Nick Bollinger reasons that Kendrick Lamar’s Black Panther soundtrack is a blockbuster in its own right.
The Marvel movie Black Panther looks like being the blockbuster of the summer, but the soundtrack album is a blockbuster in its own right.
It opens with an atmospheric collage, setting the scene for a cast of characters who step out of the soundscape to address their audience in the first person.
The first voice you hear is that of Kendrick Lamar, and it’s his voice you hear more than any other over the fourteen tracks.
Not only that, but the tracks he doesn’t feature on are clearly there under his curatorial hand.
On the title track he is nominally writing in the voice of T’Chella, the fictional African hero of this pioneering black superhero movie, but he could just as easily be speaking about himself as hip-hop’s current king of the culture.
It’s just the first example of how this whole album is not so much a soundtrack as a parallel work that uses the movie more as a series of metaphors or jumping off points.
There were hints of how big this album was going to be at the start of the year when the first single was released. Pairing Kendrick with the rapidly ascendant R&B singer SZA, ‘All The Stars’ is a hooky piece of pop-soul, and it’s beautifully art directed video is a small movie of its own.
A light soul groove runs right through this album.
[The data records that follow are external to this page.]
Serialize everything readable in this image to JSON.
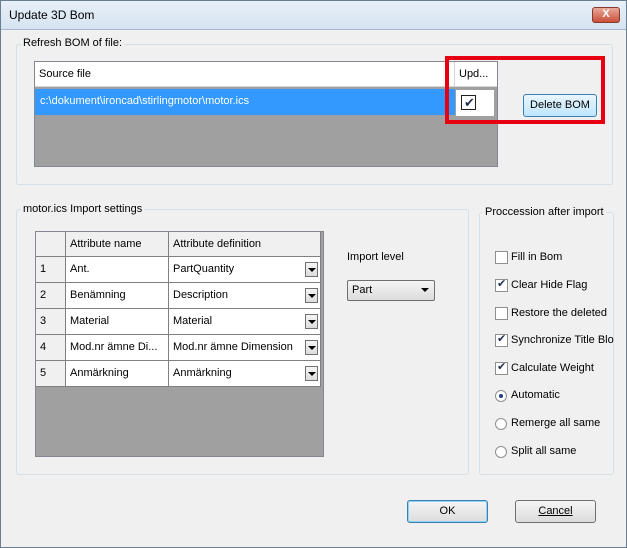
{
  "window": {
    "title": "Update 3D Bom",
    "close_label": "X"
  },
  "refresh_group": {
    "label": "Refresh BOM of file:",
    "columns": [
      "Source file",
      "Upd..."
    ],
    "rows": [
      {
        "source_file": "c:\\dokument\\ironcad\\stirlingmotor\\motor.ics",
        "update_checked": true
      }
    ],
    "delete_button": "Delete BOM"
  },
  "import_group": {
    "label": "motor.ics Import settings",
    "columns": [
      "Attribute name",
      "Attribute definition"
    ],
    "rows": [
      {
        "num": "1",
        "name": "Ant.",
        "definition": "PartQuantity"
      },
      {
        "num": "2",
        "name": "Benämning",
        "definition": "Description"
      },
      {
        "num": "3",
        "name": "Material",
        "definition": "Material"
      },
      {
        "num": "4",
        "name": "Mod.nr ämne Di...",
        "definition": "Mod.nr ämne Dimension"
      },
      {
        "num": "5",
        "name": "Anmärkning",
        "definition": "Anmärkning"
      }
    ],
    "import_level_label": "Import level",
    "import_level_value": "Part"
  },
  "procession_group": {
    "label": "Proccession after import",
    "checkboxes": [
      {
        "label": "Fill in Bom",
        "checked": false
      },
      {
        "label": "Clear Hide Flag",
        "checked": true
      },
      {
        "label": "Restore the deleted",
        "checked": false
      },
      {
        "label": "Synchronize Title Blo",
        "checked": true
      },
      {
        "label": "Calculate Weight",
        "checked": true
      }
    ],
    "radios": [
      {
        "label": "Automatic",
        "checked": true
      },
      {
        "label": "Remerge all same",
        "checked": false
      },
      {
        "label": "Split all same",
        "checked": false
      }
    ]
  },
  "buttons": {
    "ok": "OK",
    "cancel": "Cancel"
  }
}
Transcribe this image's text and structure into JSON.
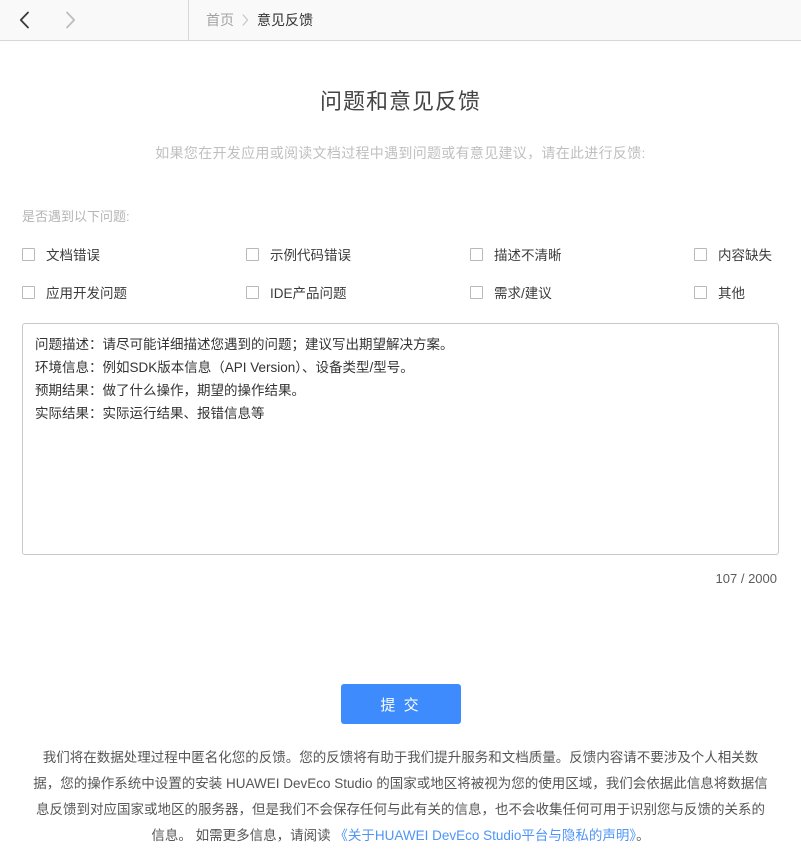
{
  "topbar": {
    "back_icon": "chevron-left-icon",
    "forward_icon": "chevron-right-icon",
    "breadcrumb": {
      "home": "首页",
      "separator": "›",
      "current": "意见反馈"
    }
  },
  "page": {
    "title": "问题和意见反馈",
    "description": "如果您在开发应用或阅读文档过程中遇到问题或有意见建议，请在此进行反馈:"
  },
  "checkbox_section": {
    "label": "是否遇到以下问题:",
    "items": [
      {
        "label": "文档错误",
        "checked": false
      },
      {
        "label": "示例代码错误",
        "checked": false
      },
      {
        "label": "描述不清晰",
        "checked": false
      },
      {
        "label": "内容缺失",
        "checked": false
      },
      {
        "label": "应用开发问题",
        "checked": false
      },
      {
        "label": "IDE产品问题",
        "checked": false
      },
      {
        "label": "需求/建议",
        "checked": false
      },
      {
        "label": "其他",
        "checked": false
      }
    ]
  },
  "feedback": {
    "value": "问题描述：请尽可能详细描述您遇到的问题；建议写出期望解决方案。\n环境信息：例如SDK版本信息（API Version）、设备类型/型号。\n预期结果：做了什么操作，期望的操作结果。\n实际结果：实际运行结果、报错信息等",
    "placeholder": "问题描述：请尽可能详细描述您遇到的问题；建议写出期望解决方案。",
    "char_count": "107 / 2000",
    "current_chars": 107,
    "max_chars": 2000
  },
  "submit": {
    "label": "提 交",
    "color": "#3d8bfd"
  },
  "privacy": {
    "text_before_link": "我们将在数据处理过程中匿名化您的反馈。您的反馈将有助于我们提升服务和文档质量。反馈内容请不要涉及个人相关数据，您的操作系统中设置的安装 HUAWEI DevEco Studio 的国家或地区将被视为您的使用区域，我们会依据此信息将数据信息反馈到对应国家或地区的服务器，但是我们不会保存任何与此有关的信息，也不会收集任何可用于识别您与反馈的关系的信息。 如需更多信息，请阅读",
    "link_text": "《关于HUAWEI DevEco Studio平台与隐私的声明》",
    "text_after_link": "。",
    "link_color": "#4e94f7"
  }
}
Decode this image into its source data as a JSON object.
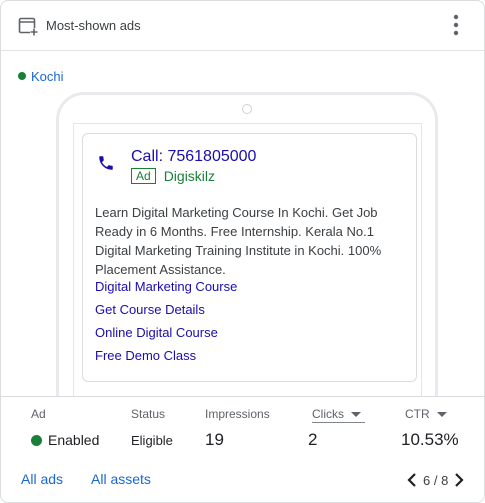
{
  "header": {
    "title": "Most-shown ads",
    "title_icon": "add-to-box-icon",
    "menu_icon": "more-vert-icon"
  },
  "location": {
    "name": "Kochi",
    "status_color": "#188038"
  },
  "ad_preview": {
    "call_label": "Call: 7561805000",
    "ad_badge": "Ad",
    "advertiser": "Digiskilz",
    "description": "Learn Digital Marketing Course In Kochi. Get Job Ready in 6 Months. Free Internship. Kerala No.1 Digital Marketing Training Institute in Kochi. 100% Placement Assistance.",
    "sitelinks": [
      "Digital Marketing Course",
      "Get Course Details",
      "Online Digital Course",
      "Free Demo Class"
    ]
  },
  "stats": {
    "headers": {
      "ad": "Ad",
      "status": "Status",
      "impressions": "Impressions",
      "clicks": "Clicks",
      "ctr": "CTR"
    },
    "values": {
      "ad": "Enabled",
      "status": "Eligible",
      "impressions": "19",
      "clicks": "2",
      "ctr": "10.53%"
    }
  },
  "footer": {
    "all_ads": "All ads",
    "all_assets": "All assets",
    "page": "6 / 8"
  },
  "colors": {
    "accent": "#1967d2",
    "link": "#1a0dab",
    "green": "#188038"
  }
}
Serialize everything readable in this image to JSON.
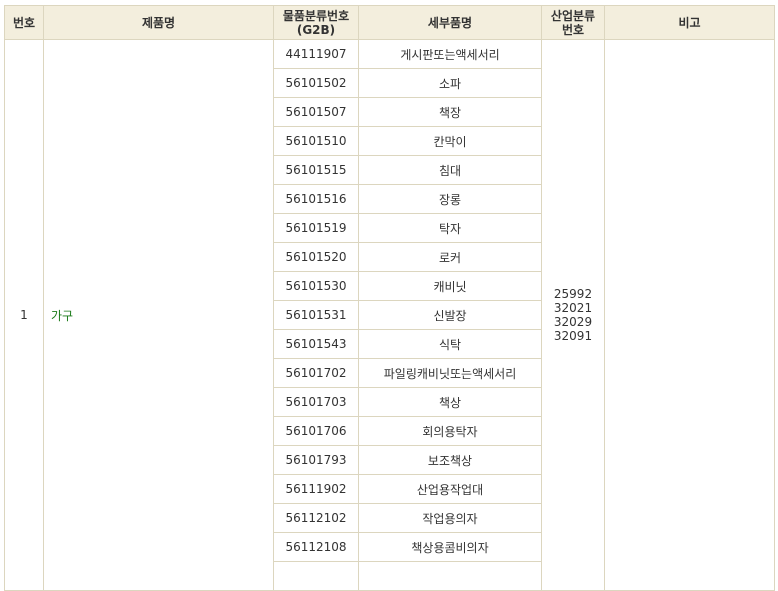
{
  "headers": {
    "no": "번호",
    "product": "제품명",
    "g2b_line1": "물품분류번호",
    "g2b_line2": "(G2B)",
    "detail": "세부품명",
    "ind_line1": "산업분류",
    "ind_line2": "번호",
    "note": "비고"
  },
  "group": {
    "no": "1",
    "name": "가구",
    "industry_codes": [
      "25992",
      "32021",
      "32029",
      "32091"
    ],
    "note": ""
  },
  "rows": [
    {
      "code": "44111907",
      "name": "게시판또는액세서리"
    },
    {
      "code": "56101502",
      "name": "소파"
    },
    {
      "code": "56101507",
      "name": "책장"
    },
    {
      "code": "56101510",
      "name": "칸막이"
    },
    {
      "code": "56101515",
      "name": "침대"
    },
    {
      "code": "56101516",
      "name": "장롱"
    },
    {
      "code": "56101519",
      "name": "탁자"
    },
    {
      "code": "56101520",
      "name": "로커"
    },
    {
      "code": "56101530",
      "name": "캐비닛"
    },
    {
      "code": "56101531",
      "name": "신발장"
    },
    {
      "code": "56101543",
      "name": "식탁"
    },
    {
      "code": "56101702",
      "name": "파일링캐비닛또는액세서리"
    },
    {
      "code": "56101703",
      "name": "책상"
    },
    {
      "code": "56101706",
      "name": "회의용탁자"
    },
    {
      "code": "56101793",
      "name": "보조책상"
    },
    {
      "code": "56111902",
      "name": "산업용작업대"
    },
    {
      "code": "56112102",
      "name": "작업용의자"
    },
    {
      "code": "56112108",
      "name": "책상용콤비의자"
    }
  ],
  "colors": {
    "header_bg": "#f3eedd",
    "border": "#dcd6bf",
    "group_text": "#1a7a18"
  }
}
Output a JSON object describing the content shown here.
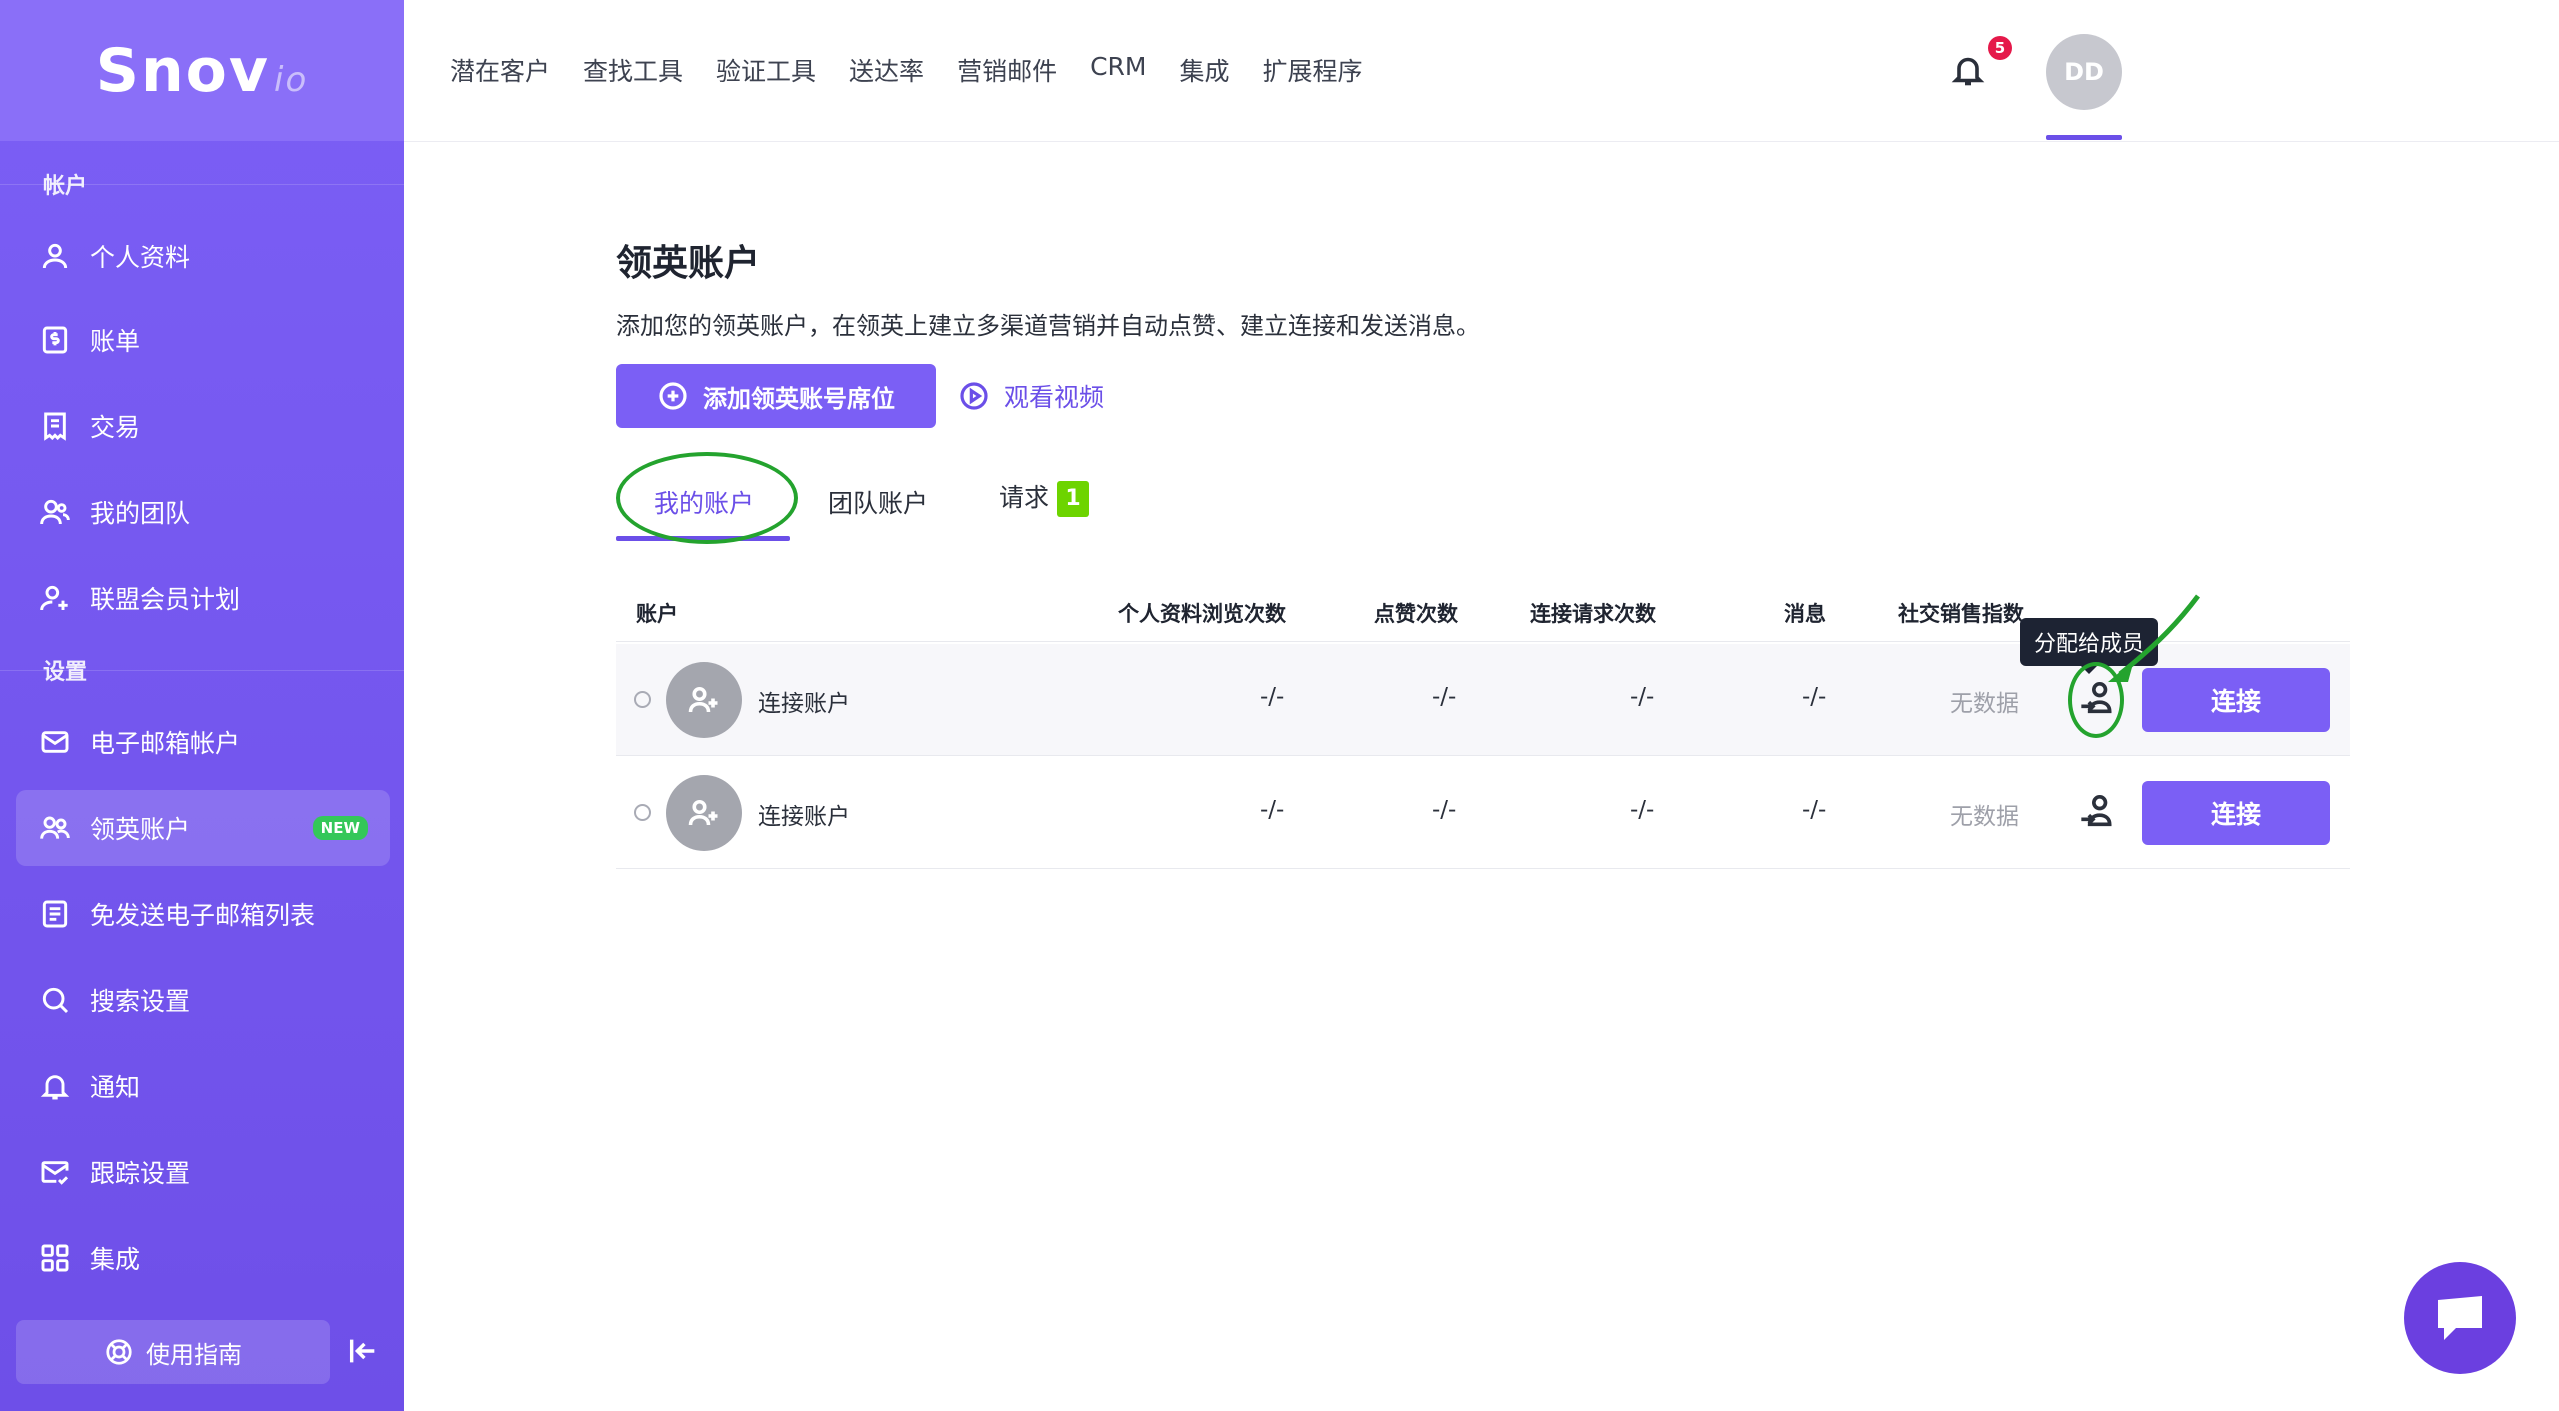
{
  "brand": {
    "logo_main": "Snov",
    "logo_suffix": "io"
  },
  "sidebar": {
    "section_account": "帐户",
    "section_settings": "设置",
    "account_items": [
      {
        "label": "个人资料",
        "icon": "user-icon"
      },
      {
        "label": "账单",
        "icon": "dollar-doc-icon"
      },
      {
        "label": "交易",
        "icon": "receipt-icon"
      },
      {
        "label": "我的团队",
        "icon": "team-icon"
      },
      {
        "label": "联盟会员计划",
        "icon": "user-plus-icon"
      }
    ],
    "settings_items": [
      {
        "label": "电子邮箱帐户",
        "icon": "mail-icon"
      },
      {
        "label": "领英账户",
        "icon": "people-icon",
        "badge": "NEW",
        "active": true
      },
      {
        "label": "免发送电子邮箱列表",
        "icon": "list-doc-icon"
      },
      {
        "label": "搜索设置",
        "icon": "search-icon"
      },
      {
        "label": "通知",
        "icon": "bell-icon"
      },
      {
        "label": "跟踪设置",
        "icon": "mail-track-icon"
      },
      {
        "label": "集成",
        "icon": "grid-icon"
      }
    ],
    "guide_label": "使用指南"
  },
  "topnav": {
    "items": [
      "潜在客户",
      "查找工具",
      "验证工具",
      "送达率",
      "营销邮件",
      "CRM",
      "集成",
      "扩展程序"
    ],
    "notification_count": "5",
    "avatar_initials": "DD"
  },
  "main": {
    "title": "领英账户",
    "description": "添加您的领英账户，在领英上建立多渠道营销并自动点赞、建立连接和发送消息。",
    "add_button": "添加领英账号席位",
    "video_link": "观看视频",
    "tabs": [
      {
        "label": "我的账户",
        "active": true
      },
      {
        "label": "团队账户"
      },
      {
        "label": "请求",
        "count": "1"
      }
    ],
    "columns": [
      "账户",
      "个人资料浏览次数",
      "点赞次数",
      "连接请求次数",
      "消息",
      "社交销售指数"
    ],
    "rows": [
      {
        "name": "连接账户",
        "views": "-/-",
        "likes": "-/-",
        "requests": "-/-",
        "messages": "-/-",
        "ssi": "无数据",
        "action": "连接"
      },
      {
        "name": "连接账户",
        "views": "-/-",
        "likes": "-/-",
        "requests": "-/-",
        "messages": "-/-",
        "ssi": "无数据",
        "action": "连接"
      }
    ],
    "tooltip": "分配给成员"
  },
  "colors": {
    "accent": "#7b5ff5",
    "annotation": "#24a32e",
    "badge_new": "#34c759",
    "tab_count": "#6dd400"
  }
}
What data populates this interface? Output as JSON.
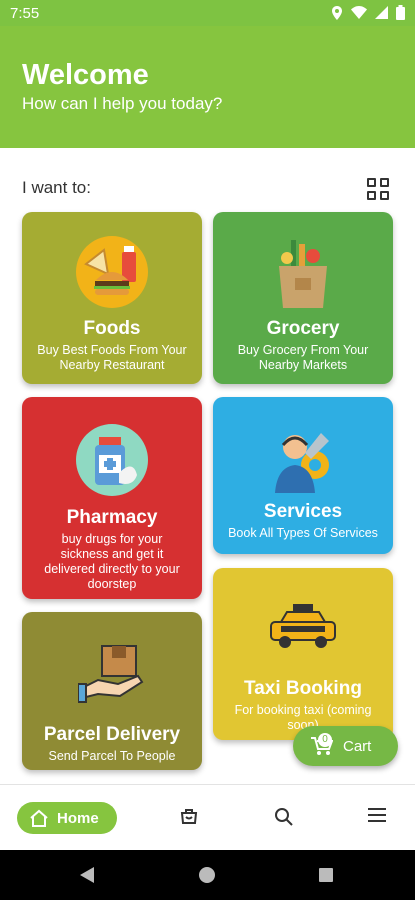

Built on an almost-dancehall feel by recent Laneway visitors Badbadnotgood, Kendrick trades lines on ‘The Ways’ with current R&B crooners Khalid and Swae Lee, while they muse about a mysterious and alluring ‘power girl’, who may or may not be one of the characters in the film.
One of Kendrick’s uses for this high-profile release is as a way of introducing a lot of new and lesser-known talents. There’s Jorga Smith – a 20 year-old English singer who duets with a heavily disguised Kendrick on ‘I Am’ - a slow jam with a fashionably dirty guitar.
Most significantly, the film’s African setting gives Kendrick the opportunity – you might say say responsibility – of throwing the mic to a bunch of current African hip-hop artists. And these turn out to be some of the best moments of all.
There’s ‘X’ with South African rapper Saudi on the verse and Kendrick coming in again on the chorus, while for the distinctly Afro-beat ‘Redemption’ the chorus is owned by Durban dancehall artist Babes Wodumo, who leads the singalong in her traditional Zulu tongue.
Then there are other tracks where the connections to the movie’s theme and location are more metaphoric. A personal favourite is ‘Bloody Waters’: a collaboration between Kendrick, Ab-Soul and Anderson .Paak, with a cameo from James Blake, a hypnotic loop of keys and percussion and the apocalyptic tones of a street-corner sermon. It’s clear in this track that we’re back in the parallel world of ghetto gangstas ‘sweatin’ in chess games tryin’ to move like kings move’.
The album does have a couple of semi-misfires, like the closing ‘Pray For Me’ – Kendrick’s duet with hip-hop crooner The Weeknd – which, with its tinkling arpeggios and swelling synth chords, sounds artificially cinematic. Yet even this rather formulaic track resolves by slipping satisfyingly into its parallel world, with vocal ululations sounding very African.
If it’s been said many times that it is Kendrick’s moment, that moment has been going on for a long time now and Black Panther makes it clear it’s not over yet. The timing of the film – when issues of black rights in the United States are more visible and volatile than at any time since the 60s – just adds to the relevance of the whole thing. Meanwhile Kendrick has compiled an album in a tradition of soundtracks that stand as works in their own right, with or without the movie: Curtis Mayfield’s Superfly, Issac Hayes’ Shaft; Prince’s Batman. Black Panther is right up there.